Friday, March 29, 2024
Miles from the Mainstream
D. R. ZUKERMAN, proprietor

The Roger J. Stone Kerfuffle

February 19, 2020 --

The outcry over President Trump's tweet, expressing his outrage at the 7 - 9 year sentence U.S. prosecutors recommended in the case of Roger J. Stone, a friend of the president,  along with Justice Department reconsideration of the excessive recommendation, reminds LPR of the story of Pharaoh at the beginning of Exodus, the pharaoh whose heart kept hardening until he let the children of Israel go, and then had his heart harden even further, till he and his army  met their  doom at the Red Sea, after the children of Israel walked to safety past the divided waters.  The increasingly hardened New York Times heart was indicated in the paper's February 13 editorial, "Mr. Trump's  Rule of Lawlessness." The Times denounced   the president's  harsh criticism of the prosecution of Mr. Stone,  and the original recommended sentence as "alarming behavior, even by the debased standards of this president."  This post-impeachment acquittal expression of anti-Trump  bile  from the left was no doubt exacerbated by withdrawal of four federal prosecutors on the case.

Significantly, two of the Stone prosecutors were on the staff of special prosecutor Robert Mueller's investigation of the president, as pointed out by The Wall Street Journal, in a February 14 editorial. "Trump's Worst Enemy," -- an editorial  that, in chiding the president, said, in part:  "He is helping the Democrats who are running against the Senators who voted to acquit."    But, in LPR's view, as already here indicated, the hearts of the  Democrats and their media cheerleaders will only harden as the presidential campaign proceeds, as the left will not cease, in LPR's view, in seeing President Trump as an illegitimate president who most be removed from office at all costs.   (Note, however, that this view expressed by Joe Biden has not helped his presidential aspirations>)

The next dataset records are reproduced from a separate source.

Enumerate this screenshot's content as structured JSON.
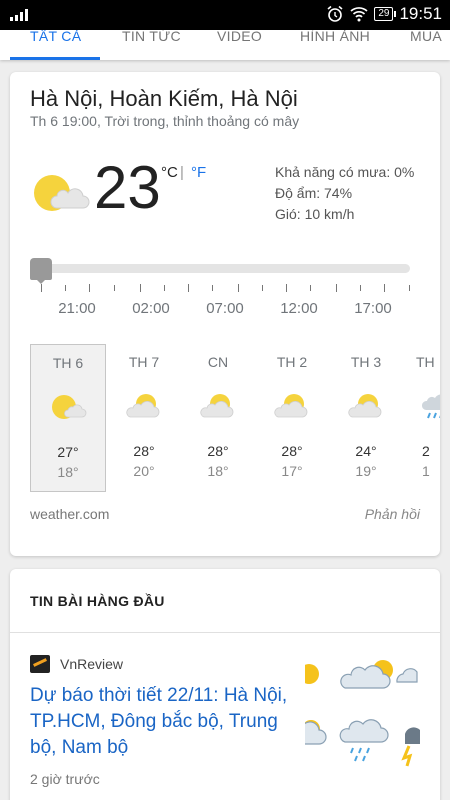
{
  "status_bar": {
    "battery": "29",
    "time": "19:51"
  },
  "tabs": [
    "TẤT CẢ",
    "TIN TỨC",
    "VIDEO",
    "HÌNH ẢNH",
    "MUA"
  ],
  "weather": {
    "location": "Hà Nội, Hoàn Kiếm, Hà Nội",
    "subtitle": "Th 6 19:00, Trời trong, thỉnh thoảng có mây",
    "temperature": "23",
    "unit_c": "°C",
    "unit_sep": "|",
    "unit_f": "°F",
    "rain": "Khả năng có mưa: 0%",
    "humidity": "Độ ẩm: 74%",
    "wind": "Gió: 10 km/h",
    "hours": [
      "21:00",
      "02:00",
      "07:00",
      "12:00",
      "17:00"
    ],
    "days": [
      {
        "name": "TH 6",
        "high": "27°",
        "low": "18°",
        "icon": "sun-cloud-icon"
      },
      {
        "name": "TH 7",
        "high": "28°",
        "low": "20°",
        "icon": "partly-cloudy-icon"
      },
      {
        "name": "CN",
        "high": "28°",
        "low": "18°",
        "icon": "partly-cloudy-icon"
      },
      {
        "name": "TH 2",
        "high": "28°",
        "low": "17°",
        "icon": "partly-cloudy-icon"
      },
      {
        "name": "TH 3",
        "high": "24°",
        "low": "19°",
        "icon": "partly-cloudy-icon"
      },
      {
        "name": "TH",
        "high": "2",
        "low": "1",
        "icon": "rain-icon"
      }
    ],
    "source": "weather.com",
    "feedback": "Phản hồi"
  },
  "news": {
    "heading": "TIN BÀI HÀNG ĐẦU",
    "publisher": "VnReview",
    "title": "Dự báo thời tiết 22/11: Hà Nội, TP.HCM, Đông bắc bộ, Trung bộ, Nam bộ",
    "time": "2 giờ trước"
  },
  "colors": {
    "accent": "#1a73e8",
    "link": "#1a65c5",
    "sun": "#f5d33d"
  }
}
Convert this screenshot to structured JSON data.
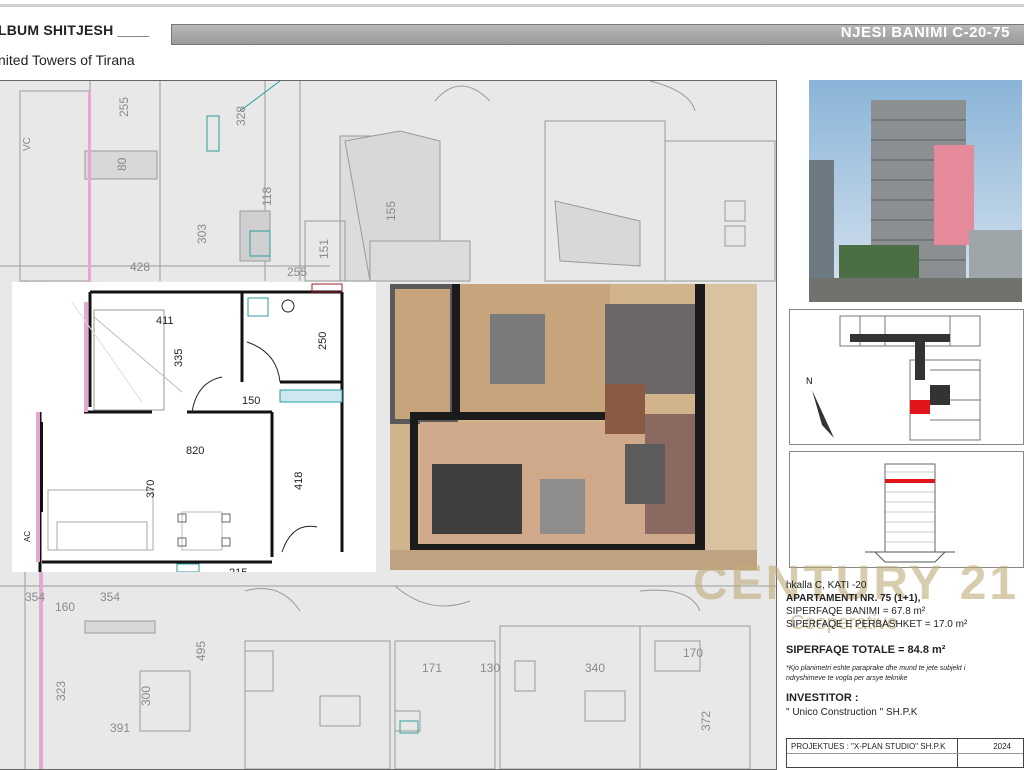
{
  "header": {
    "album_title": "LBUM SHITJESH ____",
    "project": "nited  Towers of Tirana",
    "unit_code": "NJESI BANIMI C-20-75"
  },
  "plan": {
    "dims": [
      "411",
      "335",
      "250",
      "150",
      "820",
      "370",
      "418",
      "215",
      "255",
      "428",
      "303",
      "118",
      "80",
      "255",
      "328",
      "155",
      "151",
      "160",
      "354",
      "495",
      "323",
      "300",
      "391",
      "171",
      "130",
      "340",
      "170",
      "372",
      "AC",
      "VC"
    ]
  },
  "info": {
    "stair_floor": "hkalla C, KATI -20",
    "apartment": "APARTAMENTI NR. 75 (1+1),",
    "area_living": "SIPERFAQE BANIMI = 67.8 m²",
    "area_common": "SIPERFAQE E PERBASHKET = 17.0 m²",
    "area_total": "SIPERFAQE TOTALE = 84.8 m²",
    "note": "*Kjo planimetri eshte paraprake dhe mund te jete subjekt i ndryshimeve te vogla per arsye teknike",
    "investor_label": "INVESTITOR :",
    "investor": "\" Unico Construction \" SH.P.K",
    "projektues": "PROJEKTUES : \"X-PLAN STUDIO\" SH.P.K",
    "year": "2024"
  },
  "watermark": {
    "brand": "CENTURY 21",
    "sub": "Cooperative"
  },
  "compass": {
    "label": "N"
  }
}
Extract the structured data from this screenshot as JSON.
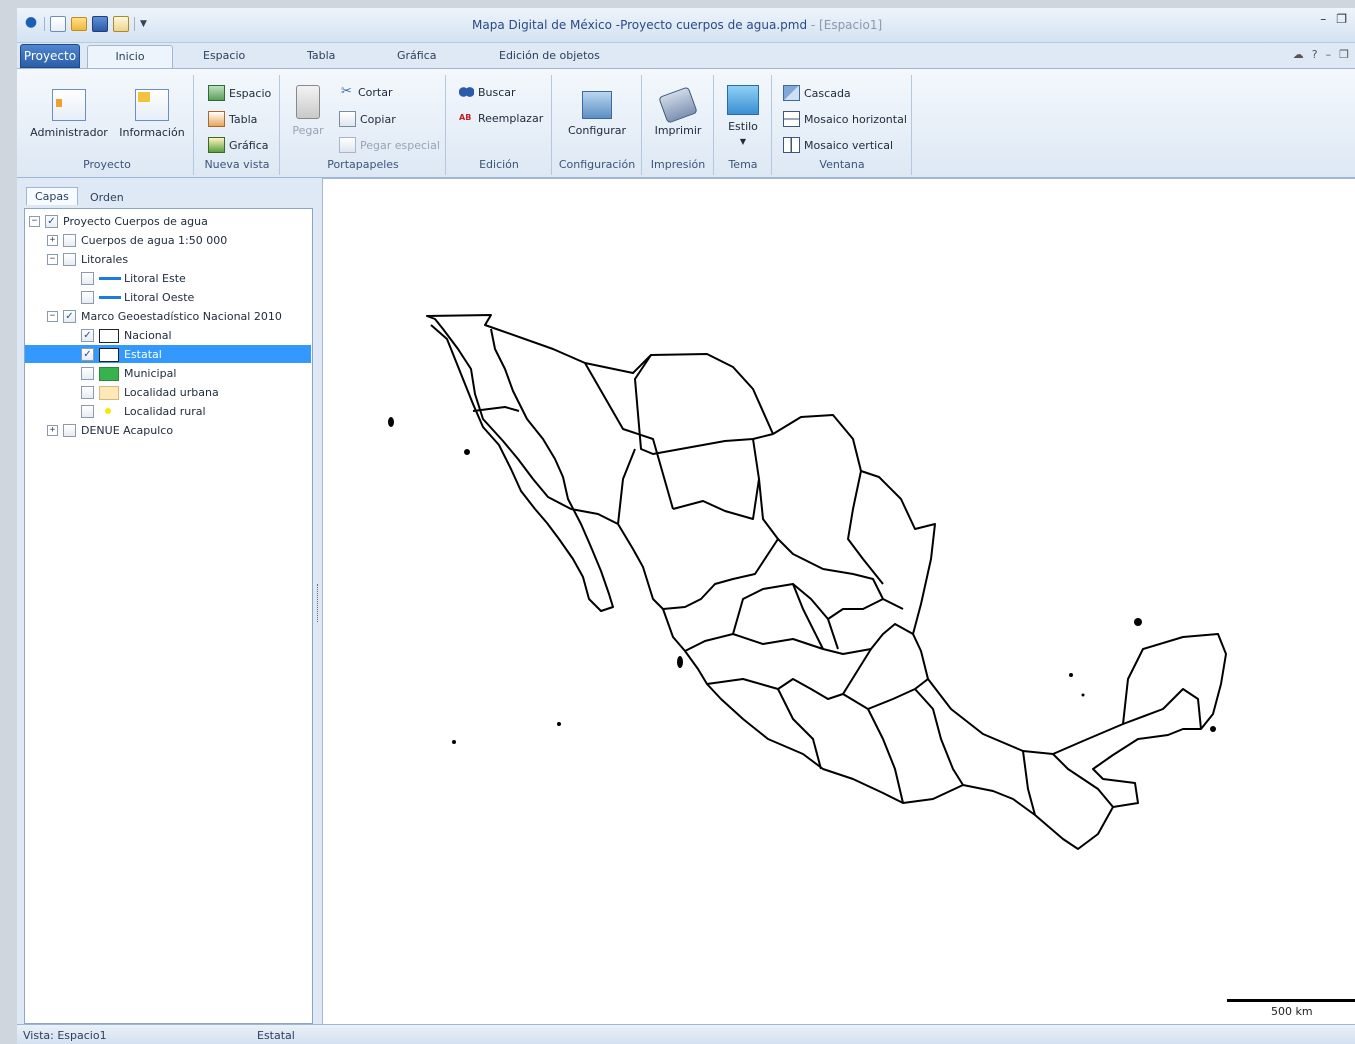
{
  "window": {
    "title": "Mapa Digital de México -Proyecto cuerpos de agua.pmd",
    "subtitle": " - [Espacio1]",
    "controls": [
      "–",
      "❐"
    ]
  },
  "ribbon_tabs": {
    "app_button": "Proyecto",
    "tabs": [
      "Inicio",
      "Espacio",
      "Tabla",
      "Gráfica",
      "Edición de objetos"
    ],
    "right_controls": [
      "☁",
      "?",
      "–",
      "❐"
    ]
  },
  "ribbon": {
    "proyecto": {
      "label": "Proyecto",
      "administrador": "Administrador",
      "informacion": "Información"
    },
    "nueva_vista": {
      "label": "Nueva vista",
      "espacio": "Espacio",
      "tabla": "Tabla",
      "grafica": "Gráfica"
    },
    "portapapeles": {
      "label": "Portapapeles",
      "pegar": "Pegar",
      "cortar": "Cortar",
      "copiar": "Copiar",
      "pegar_especial": "Pegar especial"
    },
    "edicion": {
      "label": "Edición",
      "buscar": "Buscar",
      "reemplazar": "Reemplazar"
    },
    "configuracion": {
      "label": "Configuración",
      "configurar": "Configurar"
    },
    "impresion": {
      "label": "Impresión",
      "imprimir": "Imprimir"
    },
    "tema": {
      "label": "Tema",
      "estilo": "Estilo"
    },
    "ventana": {
      "label": "Ventana",
      "cascada": "Cascada",
      "mosaico_horizontal": "Mosaico horizontal",
      "mosaico_vertical": "Mosaico vertical"
    }
  },
  "panel": {
    "tabs": [
      "Capas",
      "Orden"
    ],
    "tree": [
      {
        "label": "Proyecto Cuerpos de agua",
        "checked": true,
        "expander": "−"
      },
      {
        "label": "Cuerpos de agua 1:50 000",
        "checked": false,
        "expander": "+"
      },
      {
        "label": "Litorales",
        "checked": false,
        "expander": "−"
      },
      {
        "label": "Litoral Este",
        "checked": false
      },
      {
        "label": "Litoral Oeste",
        "checked": false
      },
      {
        "label": "Marco Geoestadístico Nacional 2010",
        "checked": true,
        "expander": "−"
      },
      {
        "label": "Nacional",
        "checked": true
      },
      {
        "label": "Estatal",
        "checked": true,
        "selected": true
      },
      {
        "label": "Municipal",
        "checked": false
      },
      {
        "label": "Localidad urbana",
        "checked": false
      },
      {
        "label": "Localidad rural",
        "checked": false
      },
      {
        "label": "DENUE Acapulco",
        "checked": false,
        "expander": "+"
      }
    ]
  },
  "map": {
    "scale_label": "500 km"
  },
  "status": {
    "vista": "Vista: Espacio1",
    "capa": "Estatal"
  },
  "colors": {
    "accent": "#2a5ea8",
    "selection": "#3399ff",
    "litoral": "#1f7ae0",
    "municipal": "#37b24d"
  }
}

In the context of the Stone kerfuffle, LPR would point out that he was convicted by a federal jury in the District of Columbia on an indictment brought  by Robert Mueller III.  Why were any members of the Mueller anti-Trump prosecution team involved in the prosecution of Mr. Stone, a prosecution brought in a venue where the members of the jury were not likely to view the president favorably , and, thereefore  the association of Mr. Trump and Mr. Stone likely gave the defense a tough road to hoe.

The invidious nature of the prosecution is clearly indicated by the nature of service by the FBI of the arrest warrant for Mr. Stone. According to CNN, "A number of law enforcement vehicles with silent sirens flashing pulled in front of Stone's home on a darkened Ft. Lauderdale street just after 6 a.m. Friday morning [January 25, 2019]. 

The CNN account, January 25, 2019 continued, "About a dozen officers with heavy weapons and tactical vests fanned out across Stone's lawn."   Were they there to serve an arrest warrant for a domestic terrorist, a serial killer?  Hardly. Mr. Mueller had indicted Mr. Stone, mainly,  for lying to Congress and witness tampering.

LPR does not recall any comment from the president  on the Stone trial, while it was underway. Indeed had the president commented on Mr. Stone's situation while the trial was underway, wouldn't House Democrats have included presidential comments on the Stone case as a third article of impeachment? Still, nothing the president did interfered with the trial.  Those concerned about reaction from the Trump-haters to the president's tweets must realize that the uproar from the left would only be greater were, after sentencing, he pardoned Mr. Stone, as is within the president's constitutional authority. And imagine the firestorm the left will try to ignite should President Trump visit Moscow for its Victory Day commemoration, May 9, open the 75th anniversary of the defeat of Nazism.     

The New York Times reported, February 14, that Attorney General William Barr, interviewed on ABC, rebuked the president for attacking the recommendation by prosecutors of the 7-9 year sentence for Roger Stone.   Buried in the Times story was the report that the attorney general told ABC that he intended to reduce the recommended sentence prior to learning of President Trump's criticism.

LPR would also call its clicksters' attention to this comment, directed in part, against the attorney general, in the February 13 Times editorial:  "As Republicans in Congress abdicate their responsibility to act as a check on the executive and Mr. Trump packs the Justice Department with loyalists like Mr. Barr, the nonpolitical administration of justice depends all the more on career civil servants who have dedicated themselves to upholding the law, and not to  helping a president abuse his office."

The salient point remains,, and LPR is confident Attorney General Barr is well aware of it:   for the Trump-hating crowd, the very fact of the presidency of Donald John Trump constitutes abuse of office.

President Trump should have realized by now that the hearts of Democrats will only harden further in the months ahead, and, more importantly, congressional Republicans should be aware of this -- and recall the lesson of Exodus, those whose hearts increasingly harden in contempt for others are due for come-uppance, themselves.